New Delhi: Tax on discounts that manufacturers and wholesalers extend to retailers for passing on to consumers is becoming an area of confusion and possible litigation, say experts. The government’s recent decision to tax such discounts has put retailers in a difficult situation, they say.

The Central Board of Indirect Taxes and Customs (CBIC) had in June clarified that discounts that dealers get from manufacturers and wholesalers help in boosting sales and therefore amount to a taxable consideration flowing from the supplier to the retailer. Such discounts are to be added to the transaction value between retailer and consumer for payment of Goods and Services Tax (GST). Industry watchers say this is leading to confusion at the time of sales and disputes between retailer and consumer as the former is unable to pass this additional burden to the latter who is often willing to pay tax only on the sale price after discount. It is hard for dealers to explain to consumers they have to pay GST on the amount of discount they receive, they said.
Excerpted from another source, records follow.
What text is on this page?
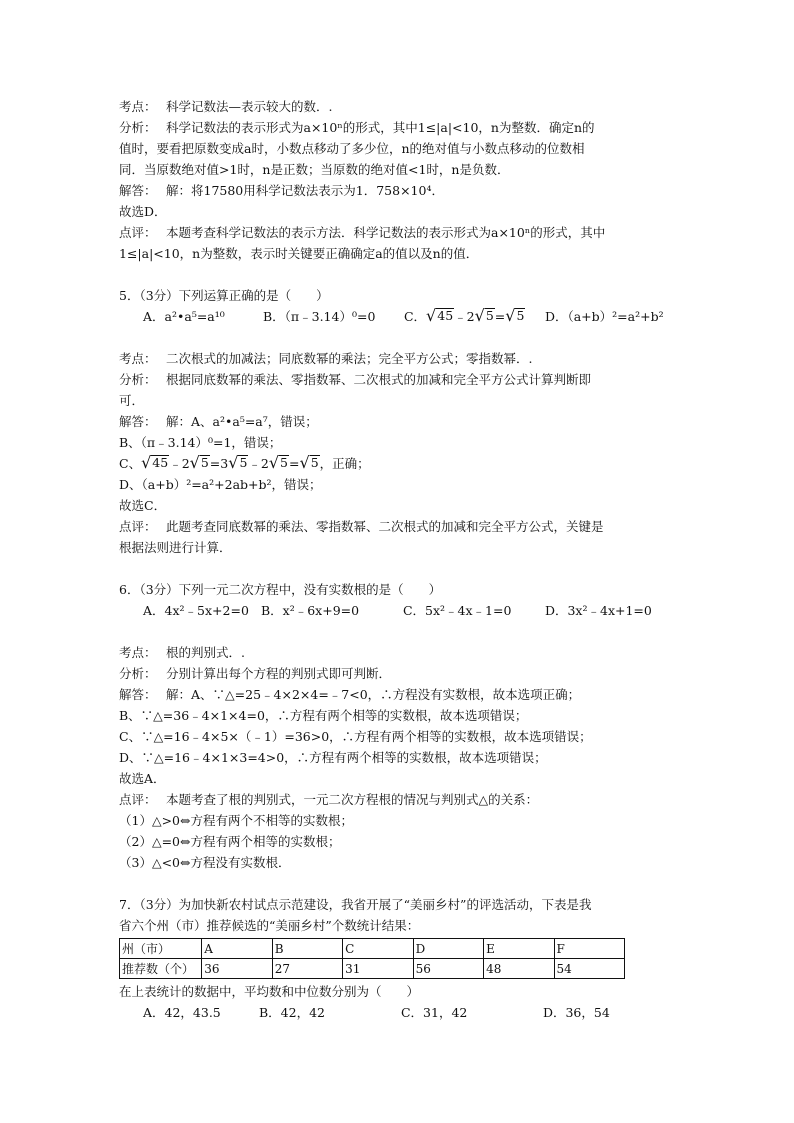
考点： 科学记数法—表示较大的数．.
分析： 科学记数法的表示形式为a×10ⁿ的形式，其中1≤|a|<10，n为整数．确定n的
值时，要看把原数变成a时，小数点移动了多少位，n的绝对值与小数点移动的位数相
同．当原数绝对值>1时，n是正数；当原数的绝对值<1时，n是负数．
解答： 解：将17580用科学记数法表示为1．758×10⁴．
故选D．
点评： 本题考查科学记数法的表示方法．科学记数法的表示形式为a×10ⁿ的形式，其中
1≤|a|<10，n为整数，表示时关键要正确确定a的值以及n的值．
5．（3分）下列运算正确的是（　　）
A．a²•a⁵=a¹⁰	B．（π﹣3.14）⁰=0 C． √ 45 ﹣2 √ 5 = √ 5 D．（a+b）²=a²+b²
考点： 二次根式的加减法；同底数幂的乘法；完全平方公式；零指数幂．.
分析： 根据同底数幂的乘法、零指数幂、二次根式的加减和完全平方公式计算判断即
可．
解答： 解：A、a²•a⁵=a⁷，错误；
B、（π﹣3.14）⁰=1，错误；
C、 √ 45 ﹣2 √ 5 =3 √ 5 ﹣2 √ 5 = √ 5 ，正确；
D、（a+b）²=a²+2ab+b²，错误；
故选C．
点评： 此题考查同底数幂的乘法、零指数幂、二次根式的加减和完全平方公式，关键是
根据法则进行计算．
6．（3分）下列一元二次方程中，没有实数根的是（　　）
A．4x²﹣5x+2=0 B．x²﹣6x+9=0	C．5x²﹣4x﹣1=0	D．3x²﹣4x+1=0
考点： 根的判别式．.
分析： 分别计算出每个方程的判别式即可判断．
解答： 解：A、∵△=25﹣4×2×4=﹣7<0，∴方程没有实数根，故本选项正确；
B、∵△=36﹣4×1×4=0，∴方程有两个相等的实数根，故本选项错误；
C、∵△=16﹣4×5×（﹣1）=36>0，∴方程有两个相等的实数根，故本选项错误；
D、∵△=16﹣4×1×3=4>0，∴方程有两个相等的实数根，故本选项错误；
故选A．
点评： 本题考查了根的判别式，一元二次方程根的情况与判别式△的关系：
（1）△>0⇔方程有两个不相等的实数根；
（2）△=0⇔方程有两个相等的实数根；
（3）△<0⇔方程没有实数根．
7．（3分）为加快新农村试点示范建设，我省开展了“美丽乡村”的评选活动，下表是我
省六个州（市）推荐候选的“美丽乡村”个数统计结果：
州（市）	A	B	C	D	E	F
推荐数（个）	36	27	31	56	48	54
在上表统计的数据中，平均数和中位数分别为（　　）
A．42，43.5	B．42，42	C．31，42	D．36，54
The 28 June circular from CBIC was an effort to clarify the applicability of taxes on what is called secondary or post-sale discounts. It suggested that wherever suppliers give discounts to retailers without any obligation by the latter to render services like advertisement campaign or special sales drive, such discounts are not to be subject to GST. However, if discounts from the manufacturer or supplier are linked to such obligations by the retailer, it should be taxed. The tax authority sought to distinguish discounts in such cases as a separate transaction between the manufacturer and the retailer from the sale of goods made by the retailer to the end consumer.

"The clarification on discounts with an obligation of passing it to the recipient, forming a part of the value on which GST is leviable (even while the said is not commercially payable by the recipient) opens a Pandora's box for most industry players; essentially because companies had always viewed these discounts as price reductions and not included them for payment of GST," said Abhishek Jain, tax partner, EY.

Tax on discounts has been an area of dispute in the pre-GST era too. The Supreme Court had in 2012 ruled in a dispute between central excise commissioner, Mumbai, and Fiat India (P) Ltd. that the wholesale price declared by the company, which was lower than the cost of production, cannot be treated as a normal price for levy of excise duty as it would result in short payment of tax. The reasoning was that discounts given to consumers for gaining market penetration was also a taxable 'consideration'.